Exploring Patterns ... extending thinking


Patterns are EVERYWHERE! Some suggest that the study of mathematics is the study of patterns ... identifying them, categorizing them, generalizing them.

Five universal generalizations are true about patterns:
  • patterns have segments that are repeated
  • patterns allow for prediction
  • patterns have an internal order
  • patterns may have symmetry
  • patterns are everywhere
In fact, patterns make a great curriculum organizer for interdisciplinary work since patterns are evident in language, science, history, music, art, and more!

Here are a few ideas for exploring patterns in math in introductory ways ... 

1). Read children's books!  I love to connect with students using a read aloud ... talking through a picture book before getting started with math.  AND yes!  It works well even in middle and high school!
Some of these are more sophisticated than others ... and the last one (bottom right corner) is a coloring book.

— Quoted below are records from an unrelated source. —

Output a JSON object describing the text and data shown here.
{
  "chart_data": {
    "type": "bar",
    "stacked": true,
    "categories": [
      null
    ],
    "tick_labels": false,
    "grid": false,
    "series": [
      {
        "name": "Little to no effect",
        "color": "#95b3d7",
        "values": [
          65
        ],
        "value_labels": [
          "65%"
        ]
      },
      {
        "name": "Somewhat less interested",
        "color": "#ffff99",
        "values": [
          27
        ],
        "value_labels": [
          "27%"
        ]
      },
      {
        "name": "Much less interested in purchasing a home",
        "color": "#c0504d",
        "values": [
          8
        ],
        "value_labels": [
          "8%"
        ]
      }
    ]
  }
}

2)  Explore polygonal or figurate numbers.  I have a task I've used with students ... you may find it helpful.  "Explore Numbers in Shapes."

3). Check out the activities, explorations in YouCubed ... there are more than a dozen pattern activities ready to implement in your classroom.

4). Visual Patterns is an excellent site ... set up to use regularly as a key activity in your math program.

5). Mathigon has a great series of lessons, interactive, free ... ready to use to enrich students' understanding of patterns.

6) NRich is another excellent source for problem solving, stretching students' thinking and exploring topics.  They have numerous pattern activities at all levels ... perfect for differentiating!

I am sure there are other great resources!  What sources to you recommend for exploring patterns with students?